JANUARY 15th 1966: A MORNING OF MURDER, MAYHEM AND CARNAGE - Part 3

..This was because he gave me hope and he spoke with kindness and compassion. At that point all the fear and trepidation left me.

With new-found confidence I went rushing to my mother who was still screaming on the balcony and told her to stop crying because the soldier had promised that they would not kill my father and that everything would be okay.

I held on to the words of that soldier and that morning, despite all that was going on around me, I never cried again.

Four years ago when he was still alive I made contact with and spoke to Captain Nwobosi, the mutineer who led the team to our house and that led the Ibadan operation that night about these events.

He confirmed my recollection of what happened in our house saying that he remembered listening to my mother screaming and watching me cry.

He claimed that he was the officer that had comforted me and assured me that my father would not be killed.

I have no way of confirming if it was really him but I have no reason to doubt his words.

He later asked me to write the foreword of his book which sadly he never launched or released because he passed away a few months later.

The mutineers took my father away and as the lorry drove off my mother kept on wailing and crying and so was everyone else in the house except for me.

From there they went to the home of Chief S.L. Akintola a great statesman and nationalist and a very dear uncle of mine.

My mother had phoned Akintola to inform him of what had happened in our home.

She was sceaming down the phone asking where her husband had been taken and by this time she was quite hysterical.

Chief Akintola tried to calm her down assuring her that all would be well.

When they got to Akintola’s house he already knew that they were coming and he was prepared for them.

Instead of coming out to meet them, he had stationed some of his policemen inside the house and they started shooting.

A gun battle ensued and consequently the mutineers were delayed by at least one hour.

According to the Special Branch reports and the official statements of the mutineers that survived that night and that were involved in the operation their plan had been to pick up my father and Chief Akintola from their homes in Ibadan, take them to Lagos, gather them together with the other political leaders that had been abducted and then execute them all together.

The difficulty they had was that Akintola resisted them and he and his policemen ended up wounding two of the soldiers that came to his home.

One of the soldiers, whose name was apparently James, had his fingers blown off and the other had his ear blown off.

After some time Akintola’s ammunition ran out and the shooting stopped.

His policemen stood down and they surrendered. He came out waving a white handkerchief and the minute he stepped out they just slaughtered him.

My father witnessed Akintola’s cold-blooded murder in utter shock, disbelief and horror because he was tied up in the back of the lorry from where he could see everything that transpired.

The soldiers were apparently enraged by the fact that two of their men had been wounded and that Akintola resisted and delayed them.

After they killed him they moved on to Lagos with my father.

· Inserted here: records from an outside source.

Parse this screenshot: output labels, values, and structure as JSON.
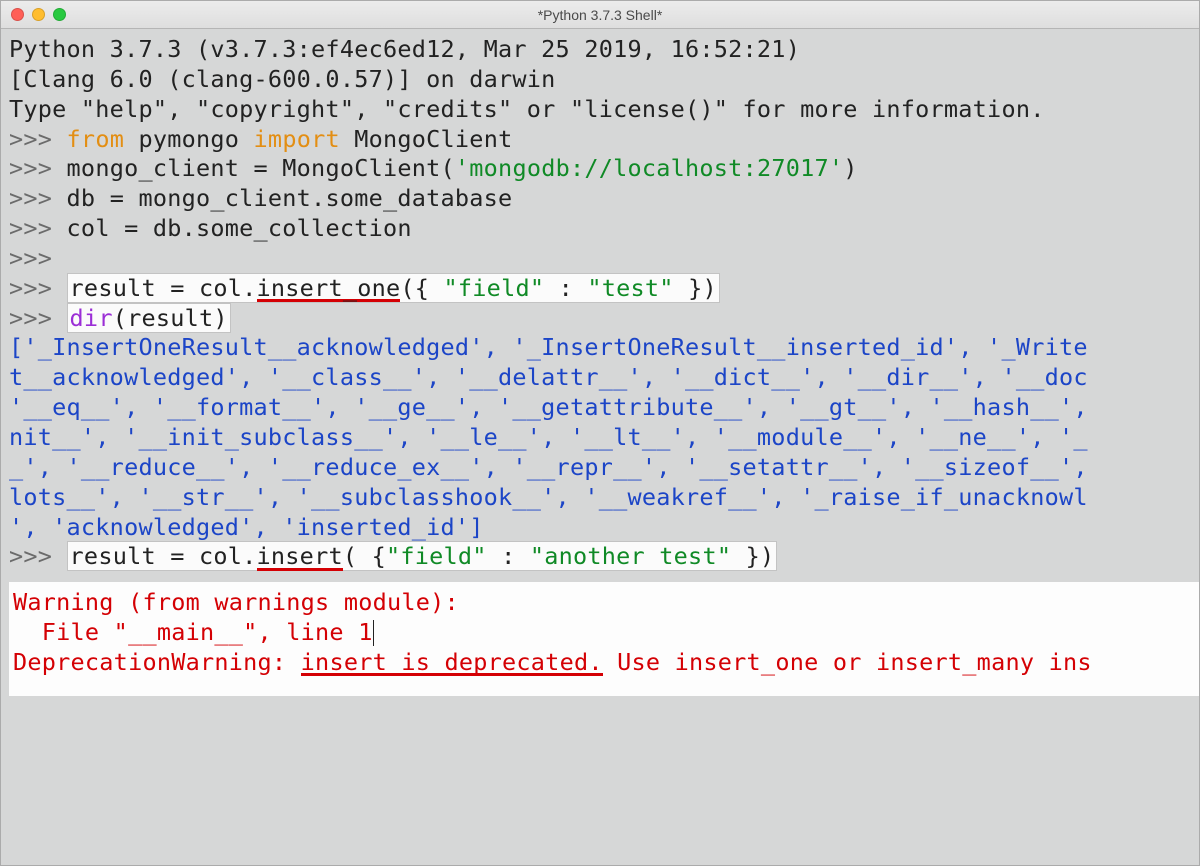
{
  "window": {
    "title": "*Python 3.7.3 Shell*"
  },
  "banner": {
    "line1": "Python 3.7.3 (v3.7.3:ef4ec6ed12, Mar 25 2019, 16:52:21) ",
    "line2": "[Clang 6.0 (clang-600.0.57)] on darwin",
    "line3": "Type \"help\", \"copyright\", \"credits\" or \"license()\" for more information."
  },
  "p": {
    "ps1": ">>> "
  },
  "kw": {
    "from": "from",
    "import": "import"
  },
  "builtin": {
    "dir": "dir"
  },
  "code": {
    "l1_a": " pymongo ",
    "l1_b": " MongoClient",
    "l2_a": "mongo_client = MongoClient(",
    "l2_s": "'mongodb://localhost:27017'",
    "l2_b": ")",
    "l3": "db = mongo_client.some_database",
    "l4": "col = db.some_collection",
    "hl1_a": "result = col.",
    "hl1_u": "insert_one",
    "hl1_b": "({ ",
    "hl1_s1": "\"field\"",
    "hl1_c": " : ",
    "hl1_s2": "\"test\"",
    "hl1_d": " })",
    "hl2_a": "(result)",
    "hl3_a": "result = col.",
    "hl3_u": "insert",
    "hl3_b": "( {",
    "hl3_s1": "\"field\"",
    "hl3_c": " : ",
    "hl3_s2": "\"another test\"",
    "hl3_d": " })"
  },
  "out": {
    "l1": "['_InsertOneResult__acknowledged', '_InsertOneResult__inserted_id', '_Write",
    "l2": "t__acknowledged', '__class__', '__delattr__', '__dict__', '__dir__', '__doc",
    "l3": "'__eq__', '__format__', '__ge__', '__getattribute__', '__gt__', '__hash__',",
    "l4": "nit__', '__init_subclass__', '__le__', '__lt__', '__module__', '__ne__', '_",
    "l5": "_', '__reduce__', '__reduce_ex__', '__repr__', '__setattr__', '__sizeof__',",
    "l6": "lots__', '__str__', '__subclasshook__', '__weakref__', '_raise_if_unacknowl",
    "l7": "', 'acknowledged', 'inserted_id']"
  },
  "err": {
    "l1": "Warning (from warnings module):",
    "l2": "  File \"__main__\", line 1",
    "l3a": "DeprecationWarning: ",
    "l3u": "insert is deprecated.",
    "l3b": " Use insert_one or insert_many ins"
  }
}
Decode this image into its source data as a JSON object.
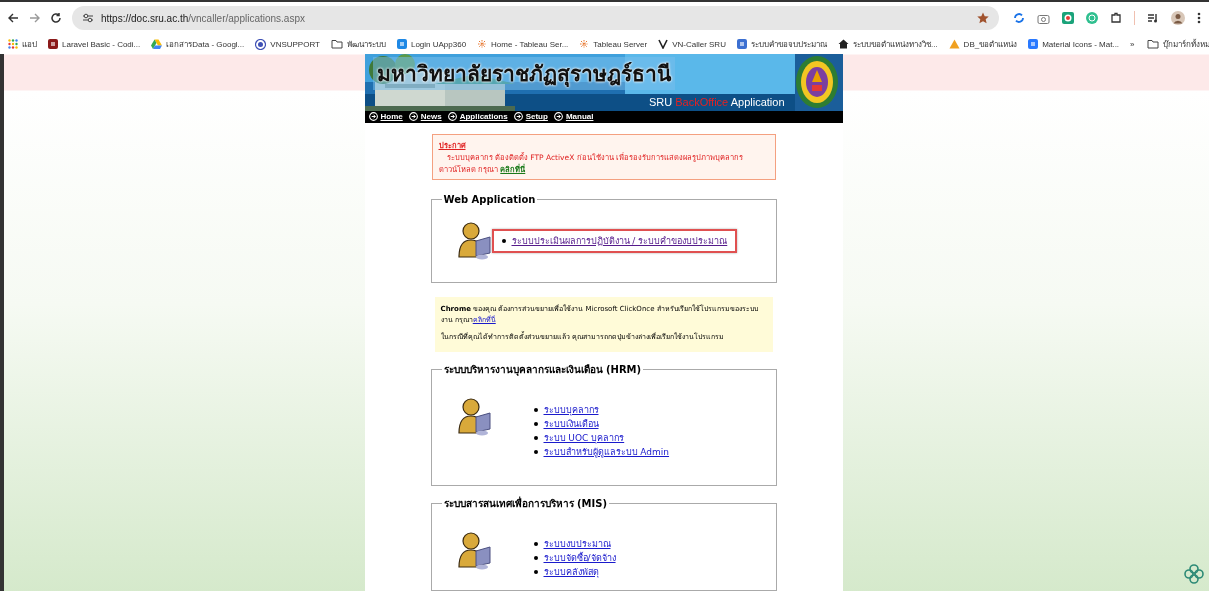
{
  "browser": {
    "url_host": "https://doc.sru.ac.th",
    "url_path": "/vncaller/applications.aspx",
    "bookmarks": [
      {
        "label": "แอป",
        "kind": "apps"
      },
      {
        "label": "Laravel Basic - Codi...",
        "kind": "square"
      },
      {
        "label": "เอกสารData - Googl...",
        "kind": "drive"
      },
      {
        "label": "VNSUPPORT",
        "kind": "vn"
      },
      {
        "label": "พัฒนาระบบ",
        "kind": "folder"
      },
      {
        "label": "Login UApp360",
        "kind": "globe"
      },
      {
        "label": "Home - Tableau Ser...",
        "kind": "tableau"
      },
      {
        "label": "Tableau Server",
        "kind": "tableau"
      },
      {
        "label": "VN-Caller SRU",
        "kind": "v"
      },
      {
        "label": "ระบบคำขอจบประมาณ",
        "kind": "mis"
      },
      {
        "label": "ระบบขอตำแหน่งทางวิช...",
        "kind": "home"
      },
      {
        "label": "DB_ขอตำแหน่ง",
        "kind": "db"
      },
      {
        "label": "Material Icons - Mat...",
        "kind": "mi"
      }
    ],
    "overflow": "»",
    "all_bookmarks": "บุ๊กมาร์กทั้งหม"
  },
  "header": {
    "title": "มหาวิทยาลัยราชภัฏสุราษฎร์ธานี",
    "subtitle": [
      "SRU",
      "BackOffice",
      "Application"
    ],
    "nav": [
      "Home",
      "News",
      "Applications",
      "Setup",
      "Manual"
    ]
  },
  "announcement": {
    "heading": "ประกาศ",
    "text": "ระบบบุคลากร ต้องติดตั้ง FTP ActiveX ก่อนใช้งาน เพื่อรองรับการแสดงผลรูปภาพบุคลากร",
    "download": "ดาวน์โหลด กรุณา",
    "link": "คลิกที่นี่"
  },
  "sections": [
    {
      "legend": "Web Application",
      "links": [
        {
          "label": "ระบบประเมินผลการปฏิบัติงาน / ระบบคำของบประมาณ",
          "highlighted": true
        }
      ]
    },
    {
      "legend": "ระบบบริหารงานบุคลากรและเงินเดือน (HRM)",
      "links": [
        {
          "label": "ระบบบุคลากร",
          "highlighted": false
        },
        {
          "label": "ระบบเงินเดือน",
          "highlighted": false
        },
        {
          "label": "ระบบ UOC บุคลากร",
          "highlighted": false
        },
        {
          "label": "ระบบสำหรับผู้ดูแลระบบ Admin",
          "highlighted": false
        }
      ]
    },
    {
      "legend": "ระบบสารสนเทศเพื่อการบริหาร (MIS)",
      "links": [
        {
          "label": "ระบบงบประมาณ",
          "highlighted": false
        },
        {
          "label": "ระบบจัดซื้อ/จัดจ้าง",
          "highlighted": false
        },
        {
          "label": "ระบบคลังพัสดุ",
          "highlighted": false
        }
      ]
    }
  ],
  "clickonce": {
    "text": "**Chrome** ของคุณ ต้องการส่วนขยายเพื่อใช้งาน Microsoft ClickOnce สำหรับเรียกใช้โปรแกรมของระบบงาน กรุณา",
    "link": "คลิกที่นี่",
    "note": "ในกรณีที่คุณได้ทำการติดตั้งส่วนขยายแล้ว คุณสามารถกดปุ่มข้างล่างเพื่อเรียกใช้งานโปรแกรม"
  }
}
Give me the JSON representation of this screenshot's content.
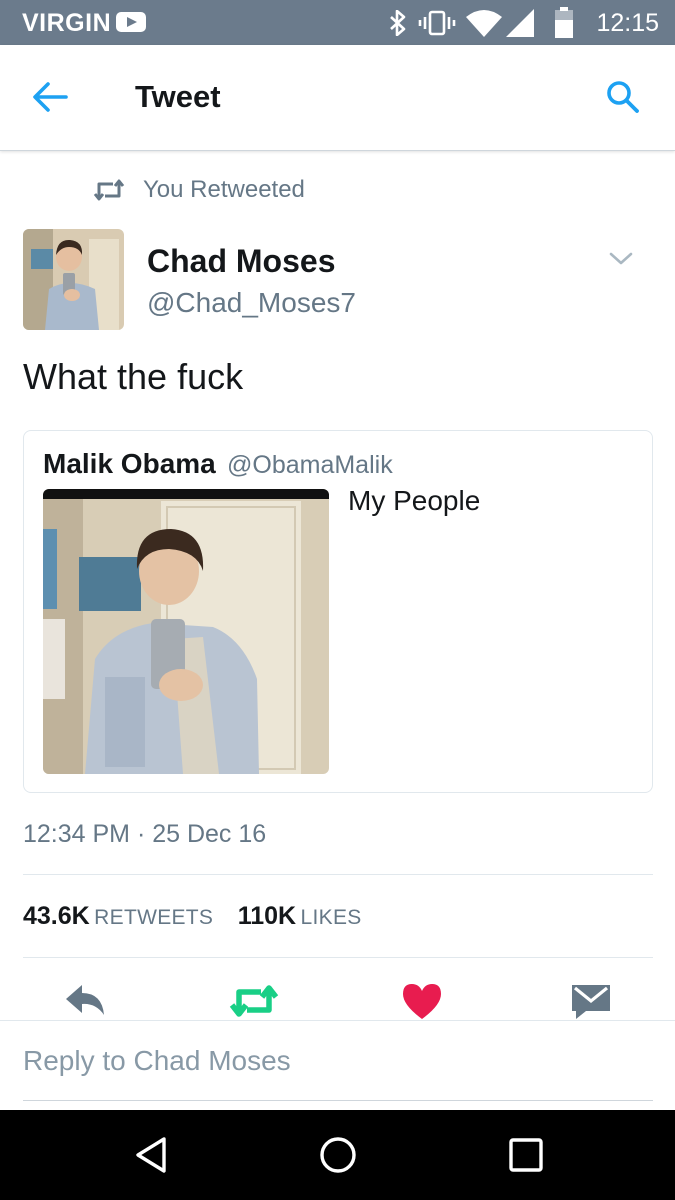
{
  "status_bar": {
    "carrier": "VIRGIN",
    "time": "12:15",
    "icons": [
      "play-icon",
      "bluetooth-icon",
      "vibrate-icon",
      "wifi-icon",
      "signal-icon",
      "battery-icon"
    ]
  },
  "app_bar": {
    "title": "Tweet"
  },
  "retweet_context": {
    "text": "You Retweeted"
  },
  "tweet": {
    "author_name": "Chad Moses",
    "author_handle": "@Chad_Moses7",
    "text": "What the fuck",
    "timestamp": "12:34 PM · 25 Dec 16",
    "quoted": {
      "author_name": "Malik Obama",
      "author_handle": "@ObamaMalik",
      "text": "My People"
    },
    "stats": {
      "retweets_count": "43.6K",
      "retweets_label": "RETWEETS",
      "likes_count": "110K",
      "likes_label": "LIKES"
    }
  },
  "reply": {
    "placeholder": "Reply to Chad Moses"
  },
  "colors": {
    "status_bar": "#6b7b8c",
    "accent_blue": "#1da1f2",
    "retweet_green": "#19cf86",
    "like_red": "#e81c4f",
    "secondary_text": "#657786"
  }
}
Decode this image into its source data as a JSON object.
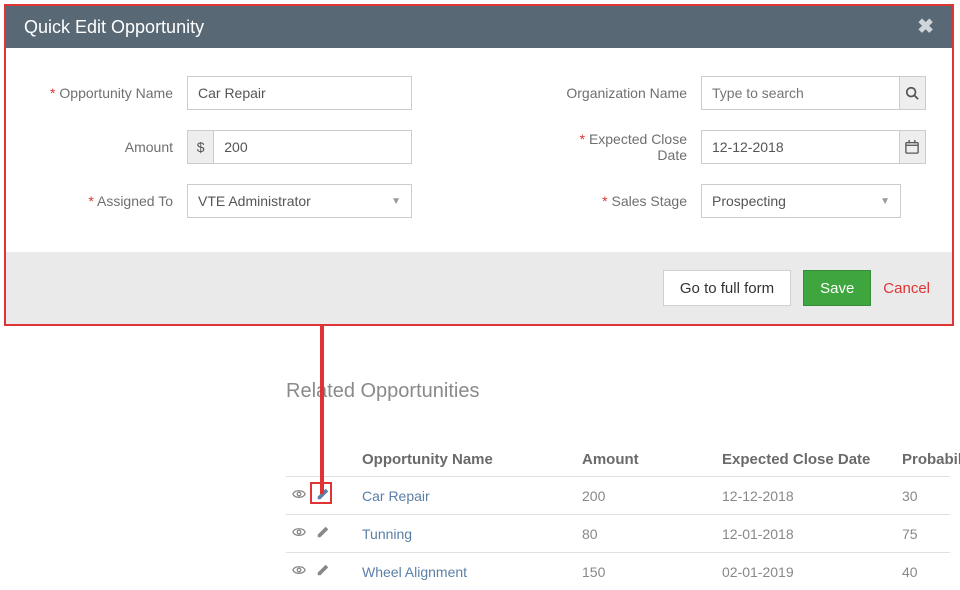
{
  "modal": {
    "title": "Quick Edit Opportunity",
    "labels": {
      "opportunity_name": "Opportunity Name",
      "organization_name": "Organization Name",
      "amount": "Amount",
      "expected_close_date": "Expected Close Date",
      "assigned_to": "Assigned To",
      "sales_stage": "Sales Stage"
    },
    "values": {
      "opportunity_name": "Car Repair",
      "amount": "200",
      "amount_prefix": "$",
      "expected_close_date": "12-12-2018",
      "assigned_to": "VTE Administrator",
      "sales_stage": "Prospecting"
    },
    "placeholders": {
      "organization_name": "Type to search"
    },
    "footer": {
      "full_form": "Go to full form",
      "save": "Save",
      "cancel": "Cancel"
    }
  },
  "related": {
    "title": "Related Opportunities",
    "columns": {
      "name": "Opportunity Name",
      "amount": "Amount",
      "close_date": "Expected Close Date",
      "probability": "Probability"
    },
    "rows": [
      {
        "name": "Car Repair",
        "amount": "200",
        "close_date": "12-12-2018",
        "probability": "30"
      },
      {
        "name": "Tunning",
        "amount": "80",
        "close_date": "12-01-2018",
        "probability": "75"
      },
      {
        "name": "Wheel Alignment",
        "amount": "150",
        "close_date": "02-01-2019",
        "probability": "40"
      }
    ]
  }
}
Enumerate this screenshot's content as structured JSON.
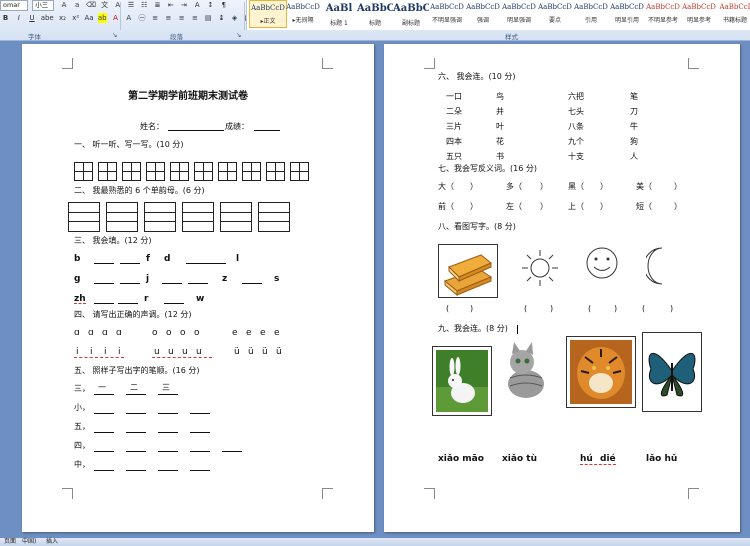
{
  "ribbon": {
    "font_name": "omar",
    "font_size": "小三",
    "paragraph_group": "段落",
    "font_group": "字体",
    "styles_group": "样式",
    "styles": [
      {
        "preview": "AaBbCcD",
        "name": "▸正文"
      },
      {
        "preview": "AaBbCcD",
        "name": "▸无间隔"
      },
      {
        "preview": "AaBl",
        "name": "标题 1"
      },
      {
        "preview": "AaBbC",
        "name": "标题"
      },
      {
        "preview": "AaBbC",
        "name": "副标题"
      },
      {
        "preview": "AaBbCcD",
        "name": "不明显强调"
      },
      {
        "preview": "AaBbCcD",
        "name": "强调"
      },
      {
        "preview": "AaBbCcD",
        "name": "明显强调"
      },
      {
        "preview": "AaBbCcD",
        "name": "要点"
      },
      {
        "preview": "AaBbCcD",
        "name": "引用"
      },
      {
        "preview": "AaBbCcD",
        "name": "明显引用"
      },
      {
        "preview": "AaBbCcD",
        "name": "不明显参考"
      },
      {
        "preview": "AaBbCcD",
        "name": "明显参考"
      },
      {
        "preview": "AaBbCcI",
        "name": "书籍标题"
      }
    ]
  },
  "page1": {
    "title": "第二学期学前班期末测试卷",
    "name_label": "姓名：",
    "score_label": "成绩：",
    "q1": "一、 听一听、写一写。(10 分)",
    "q2": "二、 我最熟悉的 6 个单韵母。(6 分)",
    "q3": "三、 我会填。(12 分)",
    "q3_rows": [
      [
        "b",
        "f",
        "d",
        "l"
      ],
      [
        "g",
        "j",
        "z",
        "s"
      ],
      [
        "zh",
        "r",
        "w"
      ]
    ],
    "q4": "四、 请写出正确的声调。(12 分)",
    "q4_top": [
      "ɑ",
      "ɑ",
      "ɑ",
      "ɑ",
      "o",
      "o",
      "o",
      "o",
      "e",
      "e",
      "e",
      "e"
    ],
    "q4_bottom": [
      "i",
      "i",
      "i",
      "i",
      "u",
      "u",
      "u",
      "u",
      "ü",
      "ü",
      "ü",
      "ü"
    ],
    "q5": "五、 照样子写出字的笔顺。(16 分)",
    "q5_chars": [
      "三，",
      "小，",
      "五，",
      "四，",
      "中，"
    ],
    "q5_example": [
      "一",
      "二",
      "三"
    ]
  },
  "page2": {
    "q6": "六、 我会连。(10 分)",
    "q6_left": [
      "一口",
      "二朵",
      "三片",
      "四本",
      "五只"
    ],
    "q6_mid": [
      "鸟",
      "井",
      "叶",
      "花",
      "书"
    ],
    "q6_right": [
      "六把",
      "七头",
      "八条",
      "九个",
      "十支"
    ],
    "q6_far": [
      "笔",
      "刀",
      "牛",
      "狗",
      "人"
    ],
    "q7": "七、我会写反义词。(16 分)",
    "q7_row1": [
      "大（",
      "）",
      "多（",
      "）",
      "黑（",
      "）",
      "美（",
      "）"
    ],
    "q7_row2": [
      "前（",
      "）",
      "左（",
      "）",
      "上（",
      "）",
      "短（",
      "）"
    ],
    "q8": "八、看图写字。(8 分)",
    "q8_parens": [
      "(",
      ")",
      "(",
      ")",
      "(",
      ")",
      "(",
      ")"
    ],
    "q9": "九、我会连。(8 分)",
    "q9_pinyin": [
      "xiǎo māo",
      "xiǎo tù",
      "hú",
      "dié",
      "lǎo hǔ"
    ]
  },
  "status": {
    "page": "页面",
    "lang": "中国)",
    "mode": "插入"
  }
}
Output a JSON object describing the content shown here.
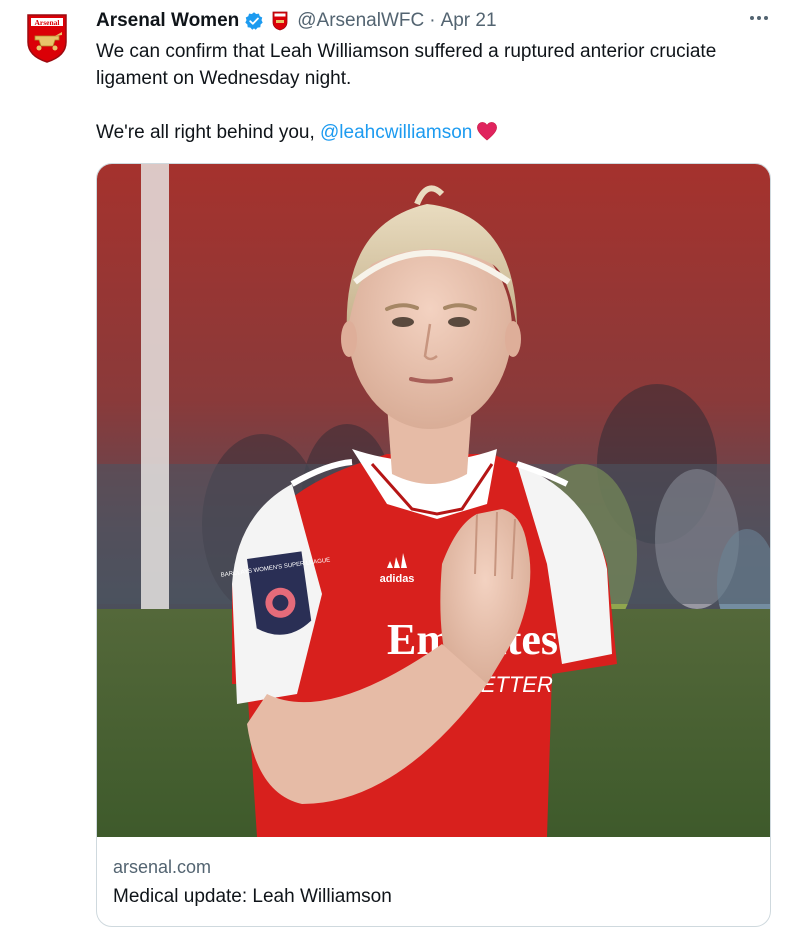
{
  "tweet": {
    "author": {
      "display_name": "Arsenal Women",
      "handle": "@ArsenalWFC",
      "separator": "·",
      "date": "Apr 21",
      "avatar_text": "Arsenal"
    },
    "body": {
      "line1": "We can confirm that Leah Williamson suffered a ruptured anterior cruciate ligament on Wednesday night.",
      "line2_prefix": "We're all right behind you, ",
      "mention": "@leahcwilliamson"
    },
    "card": {
      "domain": "arsenal.com",
      "title": "Medical update: Leah Williamson",
      "image_alt": "Leah Williamson in an Arsenal shirt with hand on chest",
      "sponsor_text": "Emirates",
      "sponsor_sub": "FLY BETTER",
      "kit_brand": "adidas",
      "badge_text": "BARCLAYS WOMEN'S SUPER LEAGUE"
    },
    "icons": {
      "verified": "verified-badge-icon",
      "affiliate": "arsenal-crest-icon",
      "more": "more-options-icon",
      "heart": "red-heart-emoji"
    }
  },
  "colors": {
    "text_primary": "#0f1419",
    "text_secondary": "#536471",
    "link": "#1d9bf0",
    "arsenal_red": "#db0007",
    "verified_blue": "#1d9bf0",
    "card_border": "#cfd9de"
  }
}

When they got there they drove to the Officer’s Mess at Dodan Barracks in Ikoyi where they tied him up, sat him on the floor of a room, and placed him under close arrest by surrounding him with six very hostile and abusive soldiers.

Thankfully about two hours later he was rescued, after a dramatic gun battle, by loyalist troops led by one Lt. Tokida who stormed the room with his men and who was under the command of Captain Paul Tarfa (as he then was).

They had been ordered to free my father by Lt. Col. Yakubu Gowon who was still in control of the majority of troops in Dodan Barracks and who remained loyal to the Federal Government.